Since 2010, Knox has given various interviews, including on Paul O'Grady Live on ITV in November 2010, to coincide with Coronation Streets 50th anniversary, which also saw her appear in the ITV quiz show, Coronation Street: The Big 50. She also gave two interviews on This Morning, firstly in 2012, and another in 2013 as part of This Morning's 25-year anniversary and Knox's 80th birthday.

Knox also contributed to the one-off ITV documentary Coronation Street: A Moving Story, which saw the transition from recording at Granada Studios to the new MediaCityUK in 2014. On 31 December 2014, ITV celebrated Knox's contribution to Coronation Street with a special 60-minute documentary for her 50 years as Rita, called Rita and Me. In December 2017, she gave an interview on ITV's Lorraine.

Since the departure of Eileen Derbyshire, who played Emily Bishop from January 1961 to January 2016, Knox is the second-longest-serving cast member behind William Roache, who has played Ken Barlow since the first episode in December 1960.

==Personal life==
Knox has been married twice. She married Denis Mullaney in July 1956 in Oldham, Lancashire. The couple had three children. They divorced in 1977. She was known professionally as Barbara Mullaney until 1977, the year she married John Knox. The couple divorced in 1994.
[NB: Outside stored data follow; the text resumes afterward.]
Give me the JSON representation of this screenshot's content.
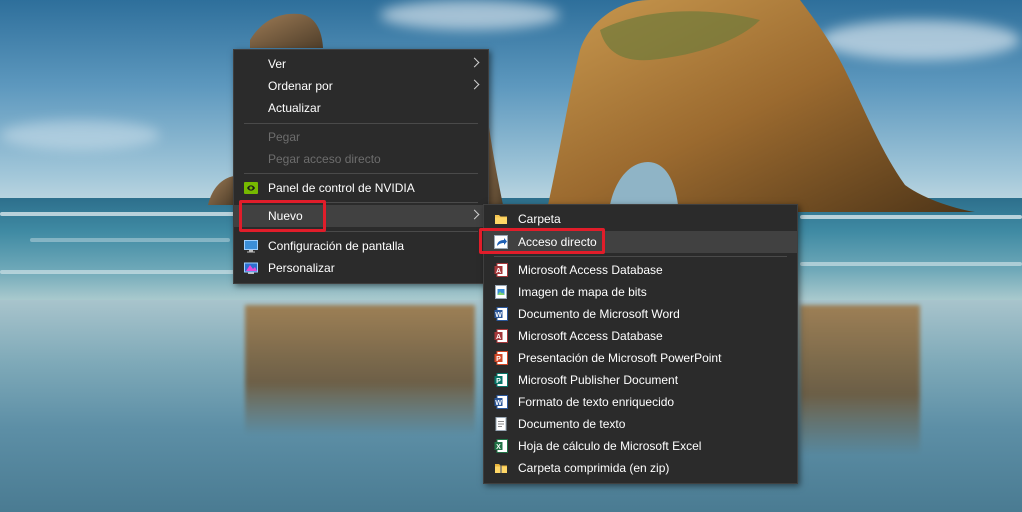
{
  "context_menu": {
    "items": [
      {
        "label": "Ver",
        "submenu": true
      },
      {
        "label": "Ordenar por",
        "submenu": true
      },
      {
        "label": "Actualizar"
      },
      {
        "label": "Pegar",
        "disabled": true
      },
      {
        "label": "Pegar acceso directo",
        "disabled": true
      },
      {
        "label": "Panel de control de NVIDIA",
        "icon": "nvidia-icon"
      },
      {
        "label": "Nuevo",
        "submenu": true,
        "highlighted": true
      },
      {
        "label": "Configuración de pantalla",
        "icon": "display-settings-icon"
      },
      {
        "label": "Personalizar",
        "icon": "personalize-icon"
      }
    ]
  },
  "new_submenu": {
    "items": [
      {
        "label": "Carpeta",
        "icon": "folder-icon"
      },
      {
        "label": "Acceso directo",
        "icon": "shortcut-icon",
        "highlighted": true
      },
      {
        "label": "Microsoft Access Database",
        "icon": "access-icon"
      },
      {
        "label": "Imagen de mapa de bits",
        "icon": "bitmap-icon"
      },
      {
        "label": "Documento de Microsoft Word",
        "icon": "word-icon"
      },
      {
        "label": "Microsoft Access Database",
        "icon": "access-icon"
      },
      {
        "label": "Presentación de Microsoft PowerPoint",
        "icon": "powerpoint-icon"
      },
      {
        "label": "Microsoft Publisher Document",
        "icon": "publisher-icon"
      },
      {
        "label": "Formato de texto enriquecido",
        "icon": "rtf-icon"
      },
      {
        "label": "Documento de texto",
        "icon": "text-document-icon"
      },
      {
        "label": "Hoja de cálculo de Microsoft Excel",
        "icon": "excel-icon"
      },
      {
        "label": "Carpeta comprimida (en zip)",
        "icon": "zip-folder-icon"
      }
    ]
  },
  "colors": {
    "menu_bg": "#2b2b2b",
    "menu_text": "#ffffff",
    "disabled_text": "#6d6d6d",
    "highlight_bg": "#414141",
    "annotation_red": "#e11d2a"
  }
}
Knox, like her friend and co-star Eileen Derbyshire, who played Emily Bishop, shuns publicity and is a very private person. She rarely gives interviews in public, although she has been known to give a few interviews for Coronation Street documentaries and has appeared alongside her fellow Coronation Street co-stars at some of the television awards shows.

In January 1980, Knox was disqualified from driving for two months, for travelling at 101 mph on the M5 motorway in Gloucestershire. On 28 March 2014, it was reported that she had been arrested on suspicion of driving while under the influence of alcohol in her home town of Knutsford, Cheshire. On 4 April 2014, Knox was formally charged, and she appeared at Macclesfield Magistrates' Court on 24 April. She pleaded not guilty, but changed her plea to guilty in January 2015. She was banned from driving for a year, as well as being fined £3,000 and £1,750 in costs.

==Awards and honours==

Year: Award; Category; Work; Result; Ref.
1989: TV Times Award; Best Actress; Coronation Street; Won
Mirror International Soap Awards: Won
Oracle Teletext Award: Won
1990: Won
2004: British Soap Awards; Longlisted
2006: Best On-Screen Partnership (with Malcolm Hebden); Won
2008: Digital Spy Soap Awards; Best On-Screen Partnership (with Malcolm Hebden); Nominated
2012: What's on TV; Soap's Greatest Legend; Nominated
2018: National Television Award; Best Serial Drama Performance; Shortlisted
Special awards
2004: British Soap Awards; Lifetime Achievement; Coronation Street; Recipient

- Knox was appointed a Member of the Order of the British Empire (MBE) in the 2010 Birthday Honours, for services to drama.